STOP AL MOBBING INFERMIERISTICO
L’articolo è rivolto ai professionisti del campo sanitario, in particolare gli infermieri, e ha lo scopo di far luce ad un tema importante quale il mobbing e dare gli strumenti per tutelarsi. Infatti, ogni settore lavorativo ha in comune con gli altri tematiche generali, ma anche particolarità proprie: a questo proposito, per gli infermieri riteniamo siano importanti la definizione di mobbing strutturale e organizzativo e gli ultimi 2 articoli citati dal codice penale (610 e 595). Non è raro il caso di superiori che costringono gli infermieri a tollerare od omettere pratiche sanitarie, al pari delle possibili diffamazioni nei confronti degli infermieri da parte di pazienti, colleghi e superiori, con cui sono quotidianamente a contatto. In entrambi i casi è prevista la reclusione del colpevole.
Fonte: Redazione Nurse Times.org – articolo del 3 febbraio 2020
Sintesi a cura di Michela Spirito – Volontaria Risorsa
L’articolo integrale è a questo link
Il mobbing consiste in una persecuzione che viene esercitata sul posto di lavoro verso una persona dal capo o da uno o più colleghi al fine di emarginare, sabotare professionalmente e/o attuare violenza psicologica e/o fisica.
Vi sono più tipi di mobbing:
- Verticale: quando l’atto è commesso da un superiore nei confronti dei sottoposti (è il più comune);
- Orizzontale: quando sono i colleghi a mettere in atto i comportamenti lesivi del benessere e dei diritti della persona;
- Strutturale o organizzativo: consiste in una prassi consolidata, non necessariamente dolosa, messa in atto dall’azienda e supportata da ignoranza o vecchie concezioni del lavoro.
La legislazione italiana, attraverso la Costituzione, il codice civile e il codice penale, tutela da queste condotte, in particolare:
- La Costituzione agli articoli 2, 3 e 41 riconosce tutela al lavoratore nel suo ambiente di lavoro nel cui interno deve essere assicurata la piena possibilità di esplicitare la propria personalità e capacità professionale;
- Il codice civile all’articolo 2043 (principio del neminem laedere) obbliga a risarcire il danno a chi cagiona un danno ingiusto; all’articolo 2087 obbliga il datore di lavoro di tutelare l’integrità psicologica, fisica e morale dei suoi lavoratori; all’articolo 2103 non permette il demansionamento della persona a meno che non vi sia giusta causa per il licenziamento: la questione è in via di revisione a seguito delle proposte di legge in discussione alla Camera e al Senato.
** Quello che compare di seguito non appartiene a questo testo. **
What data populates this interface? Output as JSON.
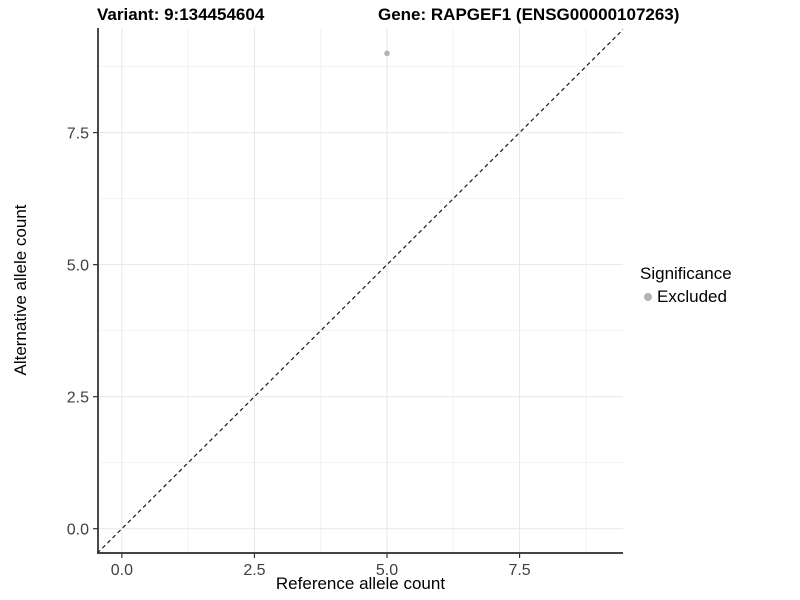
{
  "chart_data": {
    "type": "scatter",
    "titles": {
      "left": "Variant: 9:134454604",
      "right": "Gene: RAPGEF1 (ENSG00000107263)"
    },
    "xlabel": "Reference allele count",
    "ylabel": "Alternative allele count",
    "xlim": [
      -0.45,
      9.45
    ],
    "ylim": [
      -0.46,
      9.48
    ],
    "x_major_ticks": [
      0,
      2.5,
      5,
      7.5
    ],
    "x_tick_labels": [
      "0.0",
      "2.5",
      "5.0",
      "7.5"
    ],
    "y_major_ticks": [
      0,
      2.5,
      5,
      7.5
    ],
    "y_tick_labels": [
      "0.0",
      "2.5",
      "5.0",
      "7.5"
    ],
    "x_minor_ticks": [
      1.25,
      3.75,
      6.25,
      8.75
    ],
    "y_minor_ticks": [
      1.25,
      3.75,
      6.25,
      8.75
    ],
    "grid": {
      "major": true,
      "minor": true
    },
    "identity_line": {
      "shown": true,
      "style": "dashed",
      "equation": "y = x"
    },
    "series": [
      {
        "name": "Excluded",
        "color": "#b4b4b4",
        "points": [
          {
            "x": 5,
            "y": 9
          }
        ]
      }
    ],
    "legend": {
      "title": "Significance",
      "position": "right",
      "entries": [
        {
          "label": "Excluded",
          "color": "#b4b4b4"
        }
      ]
    }
  },
  "colors": {
    "background": "#ffffff",
    "grid_major": "#e7e7e7",
    "grid_minor": "#f3f3f3",
    "axis_line": "#2a2a2a",
    "tick_mark": "#333333",
    "tick_label": "#404040",
    "point": "#b4b4b4",
    "text": "#000000"
  }
}
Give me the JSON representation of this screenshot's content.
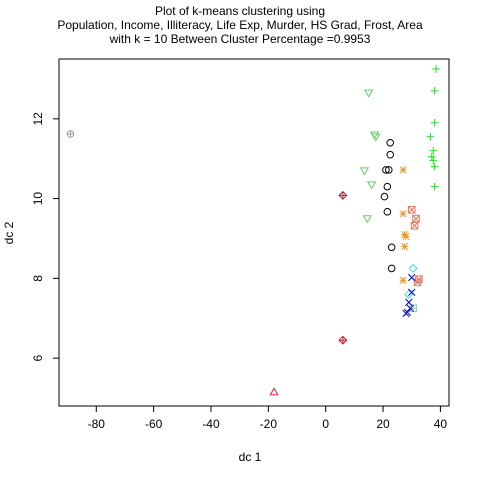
{
  "chart_data": {
    "type": "scatter",
    "title_lines": [
      "Plot of k-means clustering using",
      "Population, Income, Illiteracy, Life Exp, Murder, HS Grad, Frost, Area",
      "with  k = 10 Between Cluster Percentage =0.9953"
    ],
    "xlabel": "dc 1",
    "ylabel": "dc 2",
    "xlim": [
      -93,
      43
    ],
    "ylim": [
      4.8,
      13.5
    ],
    "x_ticks": [
      -80,
      -60,
      -40,
      -20,
      0,
      20,
      40
    ],
    "y_ticks": [
      6,
      8,
      10,
      12
    ],
    "grid": false,
    "legend": "none",
    "series": [
      {
        "symbol": "circle-plus",
        "color": "#9e9e9e",
        "points": [
          [
            -89,
            11.62
          ]
        ]
      },
      {
        "symbol": "triangle",
        "color": "#e3242b",
        "points": [
          [
            -18,
            5.15
          ]
        ]
      },
      {
        "symbol": "diamond-plus",
        "color": "#b22234",
        "points": [
          [
            6,
            10.08
          ],
          [
            6,
            6.45
          ]
        ]
      },
      {
        "symbol": "triangle-down",
        "color": "#66cc66",
        "points": [
          [
            15,
            12.65
          ],
          [
            17,
            11.6
          ],
          [
            17.5,
            11.55
          ],
          [
            13.5,
            10.7
          ],
          [
            16,
            10.35
          ],
          [
            14.5,
            9.5
          ]
        ]
      },
      {
        "symbol": "circle",
        "color": "#000000",
        "points": [
          [
            22.5,
            11.4
          ],
          [
            22.5,
            11.1
          ],
          [
            21,
            10.72
          ],
          [
            22,
            10.72
          ],
          [
            21.5,
            10.3
          ],
          [
            20.5,
            10.05
          ],
          [
            21.5,
            9.67
          ],
          [
            23,
            8.78
          ],
          [
            23,
            8.25
          ]
        ]
      },
      {
        "symbol": "star",
        "color": "#e69a2e",
        "points": [
          [
            27,
            10.72
          ],
          [
            27,
            9.62
          ],
          [
            27.5,
            9.1
          ],
          [
            28,
            9.05
          ],
          [
            27.5,
            8.8
          ],
          [
            27,
            7.95
          ]
        ]
      },
      {
        "symbol": "square-cross",
        "color": "#e07a5f",
        "points": [
          [
            30,
            9.72
          ],
          [
            31.5,
            9.5
          ],
          [
            31,
            9.32
          ],
          [
            32.5,
            7.98
          ],
          [
            32,
            7.9
          ]
        ]
      },
      {
        "symbol": "diamond",
        "color": "#33ddee",
        "points": [
          [
            30.5,
            8.25
          ],
          [
            29,
            7.6
          ]
        ]
      },
      {
        "symbol": "square-plus",
        "color": "#88ccbb",
        "points": [
          [
            30.5,
            7.25
          ]
        ]
      },
      {
        "symbol": "x",
        "color": "#0000dd",
        "points": [
          [
            30,
            8.02
          ],
          [
            30,
            7.65
          ],
          [
            29,
            7.4
          ],
          [
            29.5,
            7.25
          ],
          [
            28.5,
            7.15
          ],
          [
            28,
            7.12
          ]
        ]
      },
      {
        "symbol": "plus",
        "color": "#22dd22",
        "points": [
          [
            38.5,
            13.25
          ],
          [
            38,
            12.7
          ],
          [
            38,
            11.9
          ],
          [
            36.5,
            11.55
          ],
          [
            37.5,
            11.2
          ],
          [
            37,
            11.05
          ],
          [
            37.5,
            10.95
          ],
          [
            38,
            10.8
          ],
          [
            38,
            10.3
          ]
        ]
      }
    ]
  }
}
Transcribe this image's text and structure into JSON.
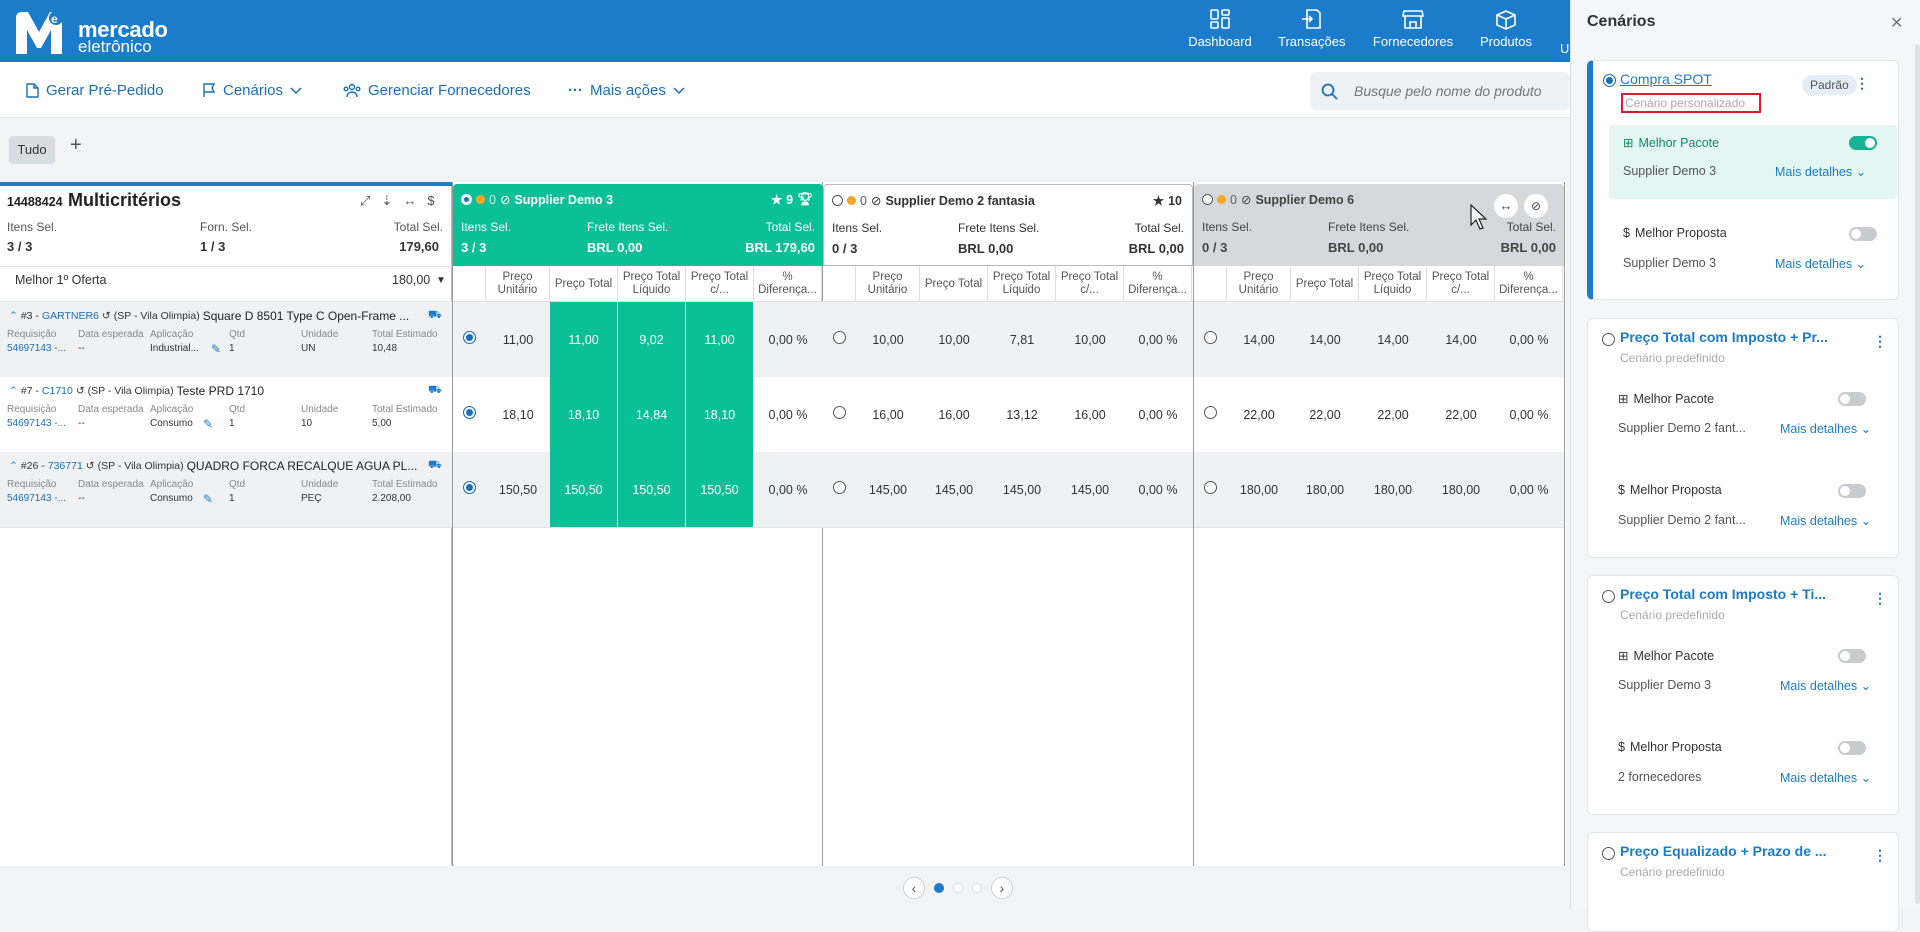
{
  "header": {
    "logo_line1": "mercado",
    "logo_line2": "eletrônico",
    "nav": [
      {
        "label": "Dashboard",
        "icon": "dashboard-icon"
      },
      {
        "label": "Transações",
        "icon": "transactions-icon"
      },
      {
        "label": "Fornecedores",
        "icon": "store-icon"
      },
      {
        "label": "Produtos",
        "icon": "box-icon"
      },
      {
        "label": "U",
        "icon": ""
      }
    ]
  },
  "actions": {
    "gerar": "Gerar Pré-Pedido",
    "cenarios": "Cenários",
    "gerenciar": "Gerenciar Fornecedores",
    "mais": "Mais ações",
    "search_placeholder": "Busque pelo nome do produto"
  },
  "tabs": {
    "all": "Tudo",
    "add": "+"
  },
  "left": {
    "id": "14488424",
    "title": "Multicritérios",
    "itens_label": "Itens Sel.",
    "itens_value": "3 / 3",
    "forn_label": "Forn. Sel.",
    "forn_value": "1 / 3",
    "total_label": "Total Sel.",
    "total_value": "179,60",
    "offer_label": "Melhor 1º Oferta",
    "offer_value": "180,00",
    "col_labels": {
      "req": "Requisição",
      "date": "Data esperada",
      "app": "Aplicação",
      "qty": "Qtd",
      "unit": "Unidade",
      "total": "Total Estimado"
    },
    "items": [
      {
        "num": "#3 -",
        "code": "GARTNER6",
        "loc": "(SP - Vila Olimpia)",
        "name": "Square D 8501 Type C Open-Frame ...",
        "req": "54697143 -...",
        "date": "--",
        "app": "Industrial...",
        "qty": "1",
        "unit": "UN",
        "total": "10,48"
      },
      {
        "num": "#7 -",
        "code": "C1710",
        "loc": "(SP - Vila Olimpia)",
        "name": "Teste PRD 1710",
        "req": "54697143 -...",
        "date": "--",
        "app": "Consumo",
        "qty": "1",
        "unit": "10",
        "total": "5,00"
      },
      {
        "num": "#26 -",
        "code": "736771",
        "loc": "(SP - Vila Olimpia)",
        "name": "QUADRO FORCA RECALQUE AGUA PL...",
        "req": "54697143 -...",
        "date": "--",
        "app": "Consumo",
        "qty": "1",
        "unit": "PEÇ",
        "total": "2.208,00"
      }
    ]
  },
  "suppliers": [
    {
      "count": "0",
      "name": "Supplier Demo 3",
      "rating": "9",
      "itens_label": "Itens Sel.",
      "itens": "3 / 3",
      "frete_label": "Frete Itens Sel.",
      "frete": "BRL 0,00",
      "total_label": "Total Sel.",
      "total": "BRL 179,60",
      "rows": [
        [
          "11,00",
          "11,00",
          "9,02",
          "11,00",
          "0,00 %"
        ],
        [
          "18,10",
          "18,10",
          "14,84",
          "18,10",
          "0,00 %"
        ],
        [
          "150,50",
          "150,50",
          "150,50",
          "150,50",
          "0,00 %"
        ]
      ]
    },
    {
      "count": "0",
      "name": "Supplier Demo 2 fantasia",
      "rating": "10",
      "itens_label": "Itens Sel.",
      "itens": "0 / 3",
      "frete_label": "Frete Itens Sel.",
      "frete": "BRL 0,00",
      "total_label": "Total Sel.",
      "total": "BRL 0,00",
      "rows": [
        [
          "10,00",
          "10,00",
          "7,81",
          "10,00",
          "0,00 %"
        ],
        [
          "16,00",
          "16,00",
          "13,12",
          "16,00",
          "0,00 %"
        ],
        [
          "145,00",
          "145,00",
          "145,00",
          "145,00",
          "0,00 %"
        ]
      ]
    },
    {
      "count": "0",
      "name": "Supplier Demo 6",
      "rating": "",
      "itens_label": "Itens Sel.",
      "itens": "0 / 3",
      "frete_label": "Frete Itens Sel.",
      "frete": "BRL 0,00",
      "total_label": "Total Sel.",
      "total": "BRL 0,00",
      "rows": [
        [
          "14,00",
          "14,00",
          "14,00",
          "14,00",
          "0,00 %"
        ],
        [
          "22,00",
          "22,00",
          "22,00",
          "22,00",
          "0,00 %"
        ],
        [
          "180,00",
          "180,00",
          "180,00",
          "180,00",
          "0,00 %"
        ]
      ]
    }
  ],
  "subheaders": [
    [
      "Preço",
      "Unitário"
    ],
    [
      "Preço Total",
      ""
    ],
    [
      "Preço Total",
      "Líquido"
    ],
    [
      "Preço Total",
      "c/..."
    ],
    [
      "%",
      "Diferença..."
    ]
  ],
  "panel": {
    "title": "Cenários",
    "badge": "Padrão",
    "pacote": "Melhor Pacote",
    "proposta": "Melhor Proposta",
    "more": "Mais detalhes",
    "cards": [
      {
        "title": "Compra SPOT",
        "subtitle": "Cenário personalizado",
        "pac_sup": "Supplier Demo 3",
        "prop_sup": "Supplier Demo 3"
      },
      {
        "title": "Preço Total com Imposto + Pr...",
        "subtitle": "Cenário predefinido",
        "pac_sup": "Supplier Demo 2 fant...",
        "prop_sup": "Supplier Demo 2 fant..."
      },
      {
        "title": "Preço Total com Imposto + Ti...",
        "subtitle": "Cenário predefinido",
        "pac_sup": "Supplier Demo 3",
        "prop_sup": "2 fornecedores"
      },
      {
        "title": "Preço Equalizado + Prazo de ...",
        "subtitle": "Cenário predefinido"
      }
    ]
  },
  "colors": {
    "brand": "#1b7ccb",
    "green": "#18b394",
    "selected_supplier": "#0bbf96"
  }
}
Infine agli articoli 1175 e 1375 che prevedono, anche in caso di procedimenti disciplinari, di agire secondo i principi di correttezza e buona fede;
- Il codice penale non prevede per il mobbing un reato “ad hoc” ma tutela da fattispecie di reato applicabili di volta in volta, per esempio, se dal mobbing derivano atti anticonservativi il codice con l’articolo 580 punisce chi istiga o aiuta al suicidio; all’articolo 660 disciplina il reato di molestie che spesso si possono riferire al contesto di lavoro; frequente, in ambito infermieristico, è il reato previsto dall’art.610 c.p. che recita: “Chiunque, con violenza o minaccia, costringe altri a fare, tollerare od omettere qualche cosa è punito con la reclusione fino a quattro anni”. Ma sono anche punibili le diffamazioni, con l’articolo 595, secondo cui: “Chiunque, comunicando con più persone, offende l’altrui reputazione, è punito con la reclusione fino a un anno o con la multa fino a 1.32 euro. Se l’offesa consiste nell’attribuzione di un fatto determinato, la pena è della reclusione fino a due anni, ovvero della multa fino a 2.065 euro”.